Southern Africa remains highly militarised even though it has reduced military expenditure, weapon holdings, armed forces and employment in arms production. This is because a significant number of small arms still remain in the hands of civilians in many parts of the region, creating a serious obstacle to peace-building.

By Fernando Goncalves

November 1999

Scholars have in recent years tried to grapple with the question of redefining the concept of security, in an attempt to move away from the state-centred notion which places greater emphasis on the military and acquisition of hardware.

New definitions of security include what some scholars now call 'human security', embracing such notions as the need to invest in the human being by way of improving the security of the individual, increased access to social services such as health, education and social welfare.

The predominance of the realist paradigm of security, as the old notion is known, implied that security became subsumed under the rubric of power, based on the assumption of a hard distinction between domestic 'order' and international 'anarchy', a 'state of nature' where war is seen as an ever-present possibility.

In the new security debate in Southern Africa, there have been persistent calls for countries to engage in a meaningful process of demilitarisation, in the form of reduction of the military establishments and for the need to redirect resources from financing huge armies towards investment in social development sectors.

However, there has been opposition from some sectors, particularly from those who insist that the issue in Southern Africa cannot be that of demilitarisation, because the region is not in the true sense of the word militarised.

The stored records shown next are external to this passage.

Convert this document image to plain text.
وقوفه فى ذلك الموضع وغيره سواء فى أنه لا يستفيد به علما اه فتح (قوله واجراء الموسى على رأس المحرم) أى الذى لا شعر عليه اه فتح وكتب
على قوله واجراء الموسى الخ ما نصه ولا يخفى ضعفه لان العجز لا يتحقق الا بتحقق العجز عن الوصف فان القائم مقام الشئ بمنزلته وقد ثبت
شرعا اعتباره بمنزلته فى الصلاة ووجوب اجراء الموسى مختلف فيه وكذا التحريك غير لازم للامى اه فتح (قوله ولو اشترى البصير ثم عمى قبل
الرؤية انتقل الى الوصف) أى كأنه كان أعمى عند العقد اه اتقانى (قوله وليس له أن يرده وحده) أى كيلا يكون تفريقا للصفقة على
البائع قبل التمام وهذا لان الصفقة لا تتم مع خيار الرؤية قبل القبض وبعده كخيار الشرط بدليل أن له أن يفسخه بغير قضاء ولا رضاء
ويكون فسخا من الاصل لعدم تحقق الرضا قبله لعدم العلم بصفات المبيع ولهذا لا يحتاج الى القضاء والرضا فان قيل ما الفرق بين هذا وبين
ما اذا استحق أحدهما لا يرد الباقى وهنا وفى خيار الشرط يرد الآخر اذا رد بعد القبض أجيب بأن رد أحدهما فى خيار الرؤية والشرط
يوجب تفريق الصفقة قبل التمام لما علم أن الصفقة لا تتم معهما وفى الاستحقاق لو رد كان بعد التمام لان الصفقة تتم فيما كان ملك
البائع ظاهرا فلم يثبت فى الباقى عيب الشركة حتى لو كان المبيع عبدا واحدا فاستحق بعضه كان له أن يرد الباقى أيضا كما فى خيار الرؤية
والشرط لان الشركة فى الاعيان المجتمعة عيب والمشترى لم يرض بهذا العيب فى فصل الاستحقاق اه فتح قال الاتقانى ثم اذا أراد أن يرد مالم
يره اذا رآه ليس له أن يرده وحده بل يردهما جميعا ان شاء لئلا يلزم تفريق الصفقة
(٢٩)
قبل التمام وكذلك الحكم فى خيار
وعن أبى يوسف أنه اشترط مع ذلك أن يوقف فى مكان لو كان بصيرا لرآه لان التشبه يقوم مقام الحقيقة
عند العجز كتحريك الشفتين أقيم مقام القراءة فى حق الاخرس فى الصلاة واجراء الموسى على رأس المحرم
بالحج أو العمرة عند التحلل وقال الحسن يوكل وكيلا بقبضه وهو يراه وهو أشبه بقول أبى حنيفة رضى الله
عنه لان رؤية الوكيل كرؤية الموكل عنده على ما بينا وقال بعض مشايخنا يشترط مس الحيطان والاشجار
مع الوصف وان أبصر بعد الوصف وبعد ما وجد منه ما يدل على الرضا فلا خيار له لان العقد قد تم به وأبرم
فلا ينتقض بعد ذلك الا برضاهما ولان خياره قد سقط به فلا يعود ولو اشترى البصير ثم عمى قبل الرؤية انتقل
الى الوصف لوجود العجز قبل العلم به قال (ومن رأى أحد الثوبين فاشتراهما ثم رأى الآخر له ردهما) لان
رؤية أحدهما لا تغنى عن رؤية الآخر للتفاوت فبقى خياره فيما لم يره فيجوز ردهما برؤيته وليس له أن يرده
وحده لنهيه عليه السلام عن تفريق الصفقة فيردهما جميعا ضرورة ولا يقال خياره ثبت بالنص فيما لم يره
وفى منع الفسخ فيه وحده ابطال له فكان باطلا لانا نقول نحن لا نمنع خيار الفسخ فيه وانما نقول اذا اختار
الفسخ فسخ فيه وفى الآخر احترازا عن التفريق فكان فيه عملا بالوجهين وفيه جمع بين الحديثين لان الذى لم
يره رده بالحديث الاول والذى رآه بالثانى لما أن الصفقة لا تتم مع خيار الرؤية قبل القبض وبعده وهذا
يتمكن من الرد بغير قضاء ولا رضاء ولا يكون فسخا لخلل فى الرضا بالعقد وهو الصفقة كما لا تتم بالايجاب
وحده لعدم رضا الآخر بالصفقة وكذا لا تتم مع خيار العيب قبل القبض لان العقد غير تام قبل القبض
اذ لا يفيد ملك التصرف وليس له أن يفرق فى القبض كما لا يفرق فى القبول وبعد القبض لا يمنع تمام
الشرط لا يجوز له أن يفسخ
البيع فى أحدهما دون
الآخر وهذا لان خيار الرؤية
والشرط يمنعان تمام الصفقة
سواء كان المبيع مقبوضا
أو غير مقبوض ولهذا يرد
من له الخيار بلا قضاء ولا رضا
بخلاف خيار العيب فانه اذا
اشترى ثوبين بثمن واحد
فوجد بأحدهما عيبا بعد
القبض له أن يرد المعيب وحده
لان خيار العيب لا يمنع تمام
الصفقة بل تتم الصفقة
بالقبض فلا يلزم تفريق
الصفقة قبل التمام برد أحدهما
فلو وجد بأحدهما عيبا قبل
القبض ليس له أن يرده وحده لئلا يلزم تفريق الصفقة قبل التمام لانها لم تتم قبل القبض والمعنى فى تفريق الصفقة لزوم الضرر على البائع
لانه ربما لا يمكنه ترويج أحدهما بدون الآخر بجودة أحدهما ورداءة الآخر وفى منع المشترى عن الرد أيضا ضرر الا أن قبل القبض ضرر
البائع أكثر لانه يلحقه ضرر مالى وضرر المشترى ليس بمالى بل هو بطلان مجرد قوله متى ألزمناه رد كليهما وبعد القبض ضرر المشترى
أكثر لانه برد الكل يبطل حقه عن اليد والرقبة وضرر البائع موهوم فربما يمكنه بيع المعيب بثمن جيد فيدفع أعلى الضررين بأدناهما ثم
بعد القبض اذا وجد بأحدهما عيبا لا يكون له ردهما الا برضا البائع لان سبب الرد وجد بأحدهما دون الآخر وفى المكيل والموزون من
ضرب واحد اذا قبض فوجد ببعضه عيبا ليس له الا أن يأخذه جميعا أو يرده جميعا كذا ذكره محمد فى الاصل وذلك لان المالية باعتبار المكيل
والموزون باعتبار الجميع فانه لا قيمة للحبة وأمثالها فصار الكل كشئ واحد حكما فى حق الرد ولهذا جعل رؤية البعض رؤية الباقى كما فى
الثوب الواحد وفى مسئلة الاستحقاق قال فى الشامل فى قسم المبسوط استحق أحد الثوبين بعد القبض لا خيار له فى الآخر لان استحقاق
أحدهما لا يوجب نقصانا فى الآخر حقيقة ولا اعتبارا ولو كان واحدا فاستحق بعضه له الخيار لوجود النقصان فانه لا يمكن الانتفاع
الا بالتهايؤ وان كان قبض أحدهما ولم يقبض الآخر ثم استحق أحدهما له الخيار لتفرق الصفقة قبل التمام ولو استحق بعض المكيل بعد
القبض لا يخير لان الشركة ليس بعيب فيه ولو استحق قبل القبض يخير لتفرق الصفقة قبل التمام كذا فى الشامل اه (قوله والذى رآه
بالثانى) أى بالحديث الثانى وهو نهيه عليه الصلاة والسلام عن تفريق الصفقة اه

According to this line of thinking, what is needed is not demilitarisation, but a process through which there is a balance between meeting the pressing economic and social needs of the majority of people while taking care of the security needs of the state.

This is the state-centred position, as once articulated by the outgoing South African minister of defence, Joe Modise, when he called on SADC states to build up their armies. Modise argued then that the region needed to arm itself so that the responsibility of peace-keeping did not lie with any one country and for it to be able to protect stability and attract investment.

'No right-thinking person would invest in a country that cannot protect itself,' Modise was then quoted as saying.

And at a time when Botswana was heavily in the spotlight due to its large-scale arms purchases, one of its opposition leaders, the deputy president of the Botswana National Front (BNF), Michael Dingake, had this to say: 'Though I do not know what they (the arms) will be used for, I am not sure we need them ... however we must be on our guard.'

At a recent workshop in Windhoek, jointly organised by the University of Cape Town's Centre for Conflict Resolution (CCR) and the Berlin International Centre for Conversion (BICC), the participants were unanimous in their call for demilitarisation and for Southern Africa to seek more novel ways of maintaining peace and stability in the region.

They did point out, however, that for demilitarisation to be meaningful and comprehensive, it has to be a collective effort, in which those countries with greater military capabilities should take the lead. For example, South Africa alone is said to have exported US$260 million worth of arms in 1997, including over US$20 million to African countries such as Congo Brazzaville, Rwanda and Uganda.

Additionally, for demilitarisation to be successful, it has of necessity to be mass-based, involving as it should the demilitarisation of civil society as well.

There has been a tendency to take demilitarisation in the classical sense of the term, which implies reduction in arsenals and scaling down of military personnel. However, in Southern Africa, the region remains highly militarised even if in terms of the BIC3D Index it has over the years been able to reduce military expenditure by 30%, weapon holdings by 13%, armed forces by 8%, and employment in arms production by 41%. However, a significant number of small arms still remain in the hands of civilians in many parts of Southern Africa, creating a serious obstacle to peace-building.

'Throughout the region small arms are often the basis of a militarised identity that is lethally connected to culture, gender, political ideology, ethnicity, race and nationality,' says Professor Jacklyn Cock, of the University of Witwatersrand.

This contradiction between institutional demilitarisation and the proliferation of arms within civil society has to do in part with the privatisation of militarism, which is manifest in the growth of private security firms, a reworking of the ideology of militarism, and new forms of violence and conflict. - Third World Network Features


About the writer: Fernando Goncalves contributed the above article to the Southern African News Features (16 June 1999, 'The Ideology of Militarism'), published by the Southern African Research and Documentation Centre (SARDC) in Harare, Zimbabwe.